Merryn Somerset Webb made a good point in her FT column this weekend:

Finally, a word on the mansion tax. There is a view that we need to have a tax on wealth of some kind, just like many other European countries. But those that do have high property taxes such as Denmark, Sweden and even Israel have very low inheritance taxes (15 per cent, 0 per cent and 0 per cent respectively). We don’t – ours is 40 per cent. Add in a property tax, and we are taxing wealth at least twice. That doesn’t seem right.

I tend to agree. Indeed, the ‘multiple-taxation’ phenomenon is much worse than Merryn suggests. We’re taxed when we earn money. We’re taxed again when we spend it or save it. If we invest, we pay taxes on the purchase (stamp duty), on any dividends, and then on any capital gains. Bear in mind here that dividends are the distribution of profits that have already been taxed, and that capital gains are really just a reflection of an assets increased yield – which has also already been taxed. Then, of course, we’re taxed on it all again when we die. If this is ‘fairness’, I don’t think I like it – from an economic or a moral perspective.

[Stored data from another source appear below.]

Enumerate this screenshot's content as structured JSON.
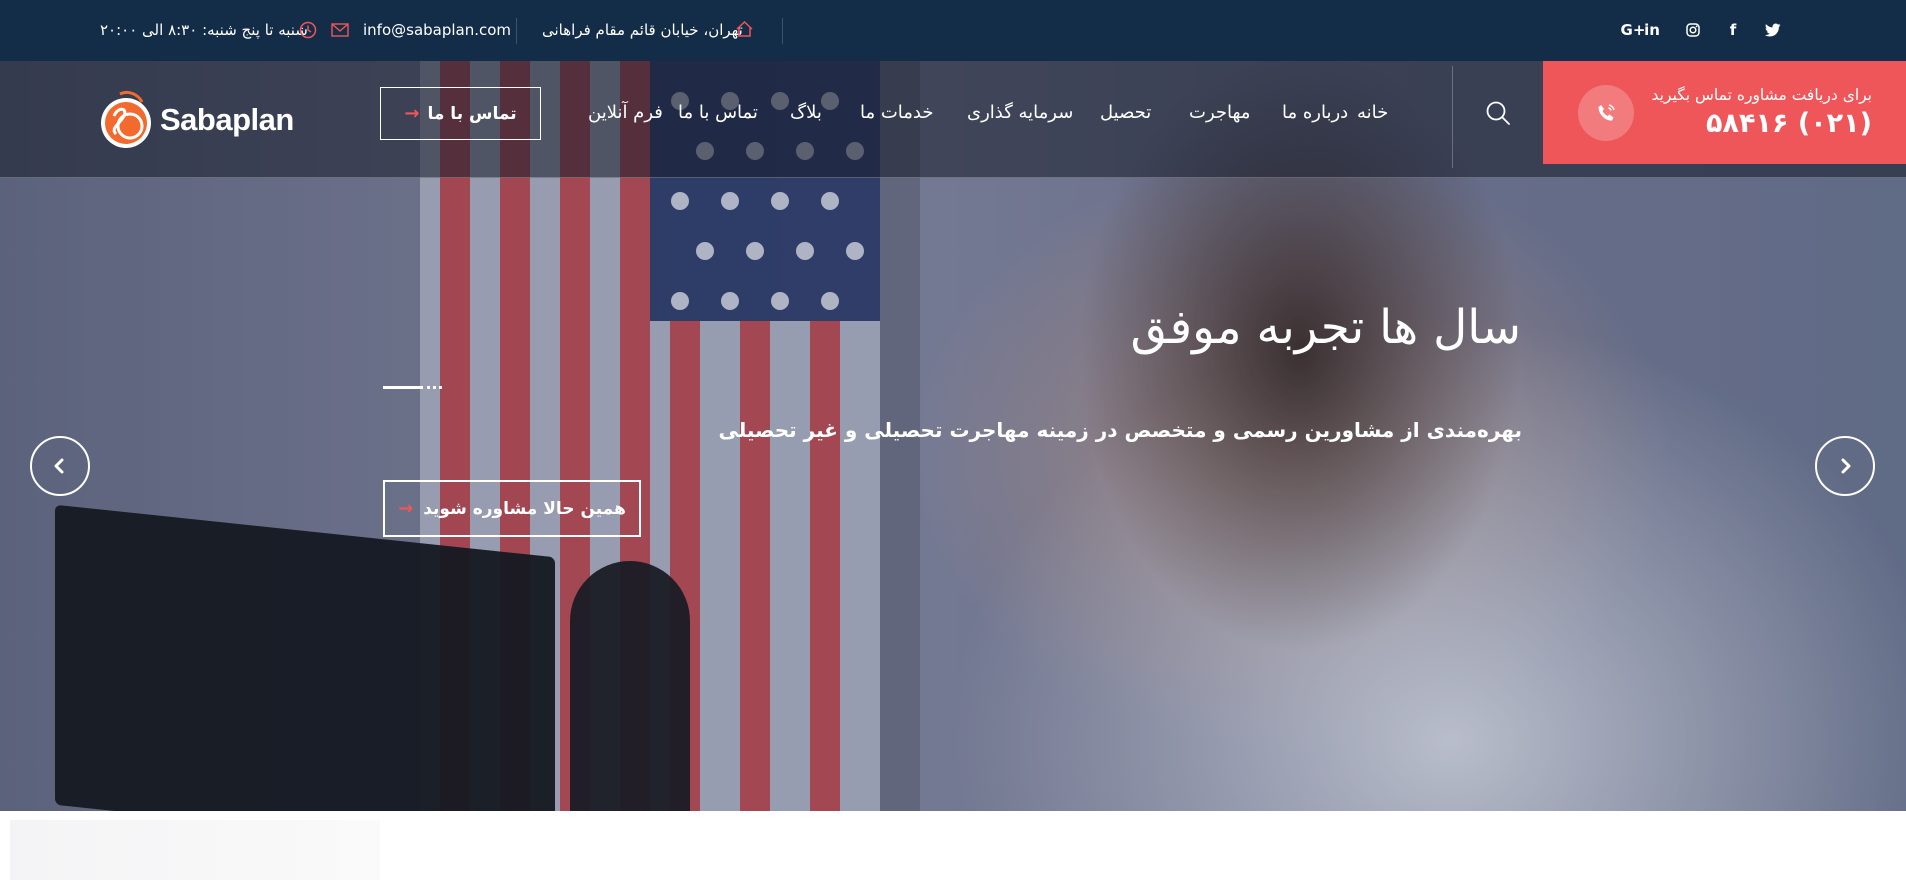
{
  "topbar": {
    "hours": "شنبه تا پنج شنبه: ۸:۳۰ الی ۲۰:۰۰",
    "email": "info@sabaplan.com",
    "address": "تهران، خیابان قائم مقام فراهانی",
    "social": [
      {
        "icon": "google-plus-icon",
        "label": "G+"
      },
      {
        "icon": "linkedin-icon",
        "label": "in"
      },
      {
        "icon": "instagram-icon"
      },
      {
        "icon": "facebook-icon",
        "label": "f"
      },
      {
        "icon": "twitter-icon"
      }
    ]
  },
  "header": {
    "logo_text": "Sabaplan",
    "contact_button": "تماس با ما",
    "nav": [
      "خانه",
      "درباره ما",
      "مهاجرت",
      "تحصیل",
      "سرمایه گذاری",
      "خدمات ما",
      "بلاگ",
      "تماس با ما",
      "فرم آنلاین"
    ],
    "call_caption": "برای دریافت مشاوره تماس بگیرید",
    "call_number": "(۰۲۱) ۵۸۴۱۶"
  },
  "hero": {
    "title": "سال ها تجربه موفق",
    "subtitle": "بهره‌مندی از مشاورین رسمی و متخصص در زمینه مهاجرت تحصیلی و غیر تحصیلی",
    "cta": "همین حالا مشاوره شوید"
  },
  "colors": {
    "topbar": "#132c47",
    "accent": "#ef5659",
    "logo_orange": "#f26a2e"
  }
}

None of this is to deny that a tax on property – or more specifically, a tax on land values – has certain advantages over other taxes. It is less damaging to growth than taxing income or profit. It encourages the efficient use of land – the ultimate scarce resource. It discourages property speculation, theoretically smoothing booms and busts in the housing market, and encouraging people to invest in productive assets instead. It is straightforward to administer and hard to evade. The big downside is that owning a property does not necessarily produce a revenue stream from which to pay the tax, which can make it inconvenient and burdensome.

So yes, property taxes have their place. But any shift towards property/land taxation should be part of an overall simplification/rationalization/rebalancing of the tax system – not just a class war addendum to our current, dysfunctional set up.

One interesting idea is to start by replacing all the current taxes on property (CGT, stamp duties, inheritance tax, council tax, business rates, etc) with a single, straightforward tax on land values – as Mark Wadsworth suggested here and here on the Adam Smith Institute blog. I’ll just add two caveats. Firstly, it should be possible for retirees to roll over their taxes until death, at which point they would be taken out of their estate. Secondly, land taxes should always be set locally, so that tax competition between local authorities can exert a downward pressure on rates.